Ethics

Ethics, Eschatology, and Avatar

I recently saw the film “Avatar,” prompted by lots of press and the opportunity to spend time with my family, who also wanted to see it.  Long story short?  Pretty good movie if I’m just thinking about it as a movie.  Fairly concerning if I think about it with my theologian hat on.  Why? Two reasons.

1) It enforces a belief in the myth of redemptive violence while ostensibly trying to the cause of environmental protection.

In discussing the film, director James Cameron has commented that

I’m not trying to make people feel guilty… I just want them to internalize a sense of respect and a sense of taking responsibility for the stewardship of the earth.. and I think this film can do that by creating an emotional reaction.

What worries me is that Cameron’s “taking responsibility” amounts to killing the people who don’t have a sense of respect.  Now I know that it is a fictional fantasy, and that I might be taking it all too seriously, but it just seems as if it unnecessarily weaves support of the myth of redemptive violence into notions of stewardship. [An article by Walter Wink about the myth of redemptive violence is here.]  Given the internal logic of the film, were the protagonists justified?  Sure.  Does such justification exist in our own story?  I think not.

2) It suggests an eschatology of hope that entails the physical intercession of some Divine force that allows the “good guys” to continue just as before, just without the “bad guys” around any more to bug them.

As a Member of the Religious Society of Friends, I’m more of a proponent of what we call a “realized eschatology,” what more evangelical/emergenty folk seem to refer to as some form of Kingdom Theology.  I don’t think everyone is obligated to believe this, however it seems to be worth noting as it contributes to my concern for some hope of a future wherein the direct intercession of the Divine defeats all my enemies for me, and I am left to my paradise in peace.

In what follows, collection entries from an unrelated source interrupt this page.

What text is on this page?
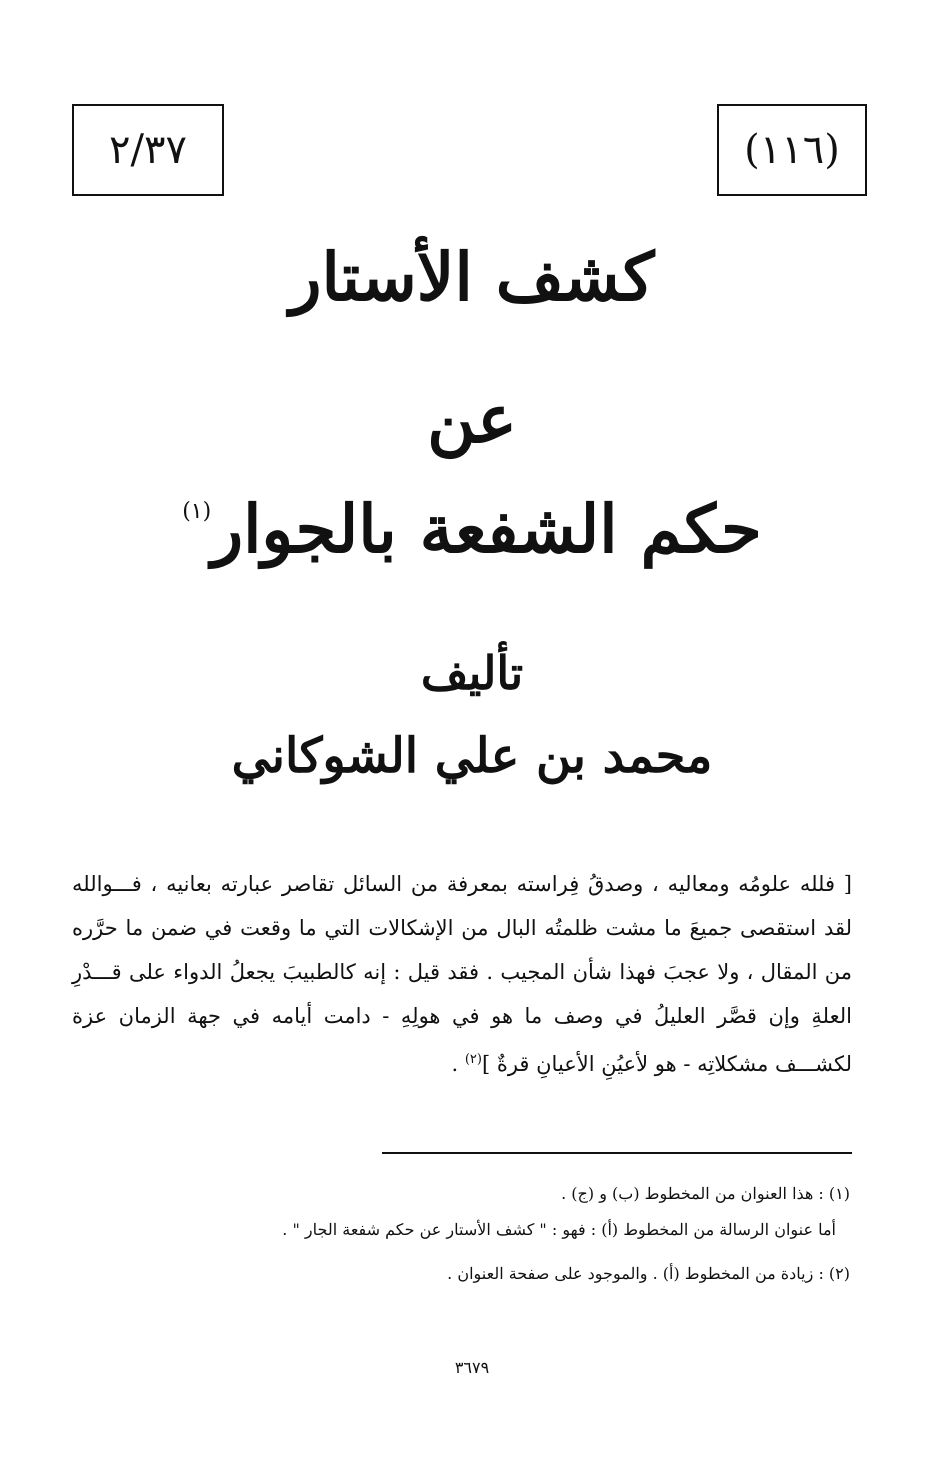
٢/٣٧	(١١٦)
كشف الأستار
عن
حكم الشفعة بالجوار$^{(١)}$
تأليف
محمد بن علي الشوكاني
[ فلله علومُه ومعاليه ، وصدقُ فِراسته بمعرفة من السائل تقاصر عبارته بعانيه ، فـــوالله لقد استقصى جميعَ ما مشت ظلمتُه البال من الإشكالات التي ما وقعت في ضمن ما حرَّره من المقال ، ولا عجبَ فهذا شأن المجيب . فقد قيل : إنه كالطبيبَ يجعلُ الدواء على قـــدْرِ العلةِ وإن قصَّر العليلُ في وصف ما هو في هولِهِ - دامت أيامه في جهة الزمان عزة لكشـــف مشكلاتِه - هو لأعيُنِ الأعيانِ قرةٌ ]$^{(٢)}$ .
(١) : هذا العنوان من المخطوط (ب) و (ج) .
أما عنوان الرسالة من المخطوط (أ) : فهو : " كشف الأستار عن حكم شفعة الجار " .
(٢) : زيادة من المخطوط (أ) . والموجود على صفحة العنوان .
٣٦٧٩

Cameron’s Avatar portrays the god of the protagonists as some magical force which can intercede on behalf Her people, and whose direct intercession is necessary to continue.

I do not think that there is a direct correlation between such cinematic suggestions and individual theological thought, however I do believe that our perceptions of the Divine are influenced by the media we consume.  Thus, while I doubt anyone walked away thinking verbatim that “I can’t wait till God returns and destroys all the [INSERT HATED GROUP] and I get to live exactly as I was before I met them,” I do think that the amazing appeal of this film plays on our fanciful hopes that, in fact, just such a thing will happen.

I’m not opposed to magical thinking in films, but when the film is an explicit attempt to sway the hearts and minds of folks in this world for the sake of engaged change, I find the reliance on magical thinking to be yet another impediment to finding ways forward that are not coercive or fanciful.

I am reminded of a passage in Theodore Jennings’ The Liturgy of Liberation,

If violence is the symptom of despair then the sporadic and systematic violence that charecterizes our world betrays an epidemic of dispair. We despair of justice, we despair of reason, we despair of the other person and so we destroy the other person, and we prepare to be destroyed by the other person ourselves.  In short, we despair.  We are without hope for ourselves, for the other, for our world.

If it is only through some belief that our enemies will be swept away by the wrath of a God-figure that we manage to find some measure of hope, then perhaps despair has indeed won out.  I, for one, though, still tend to think there is yet another way forward.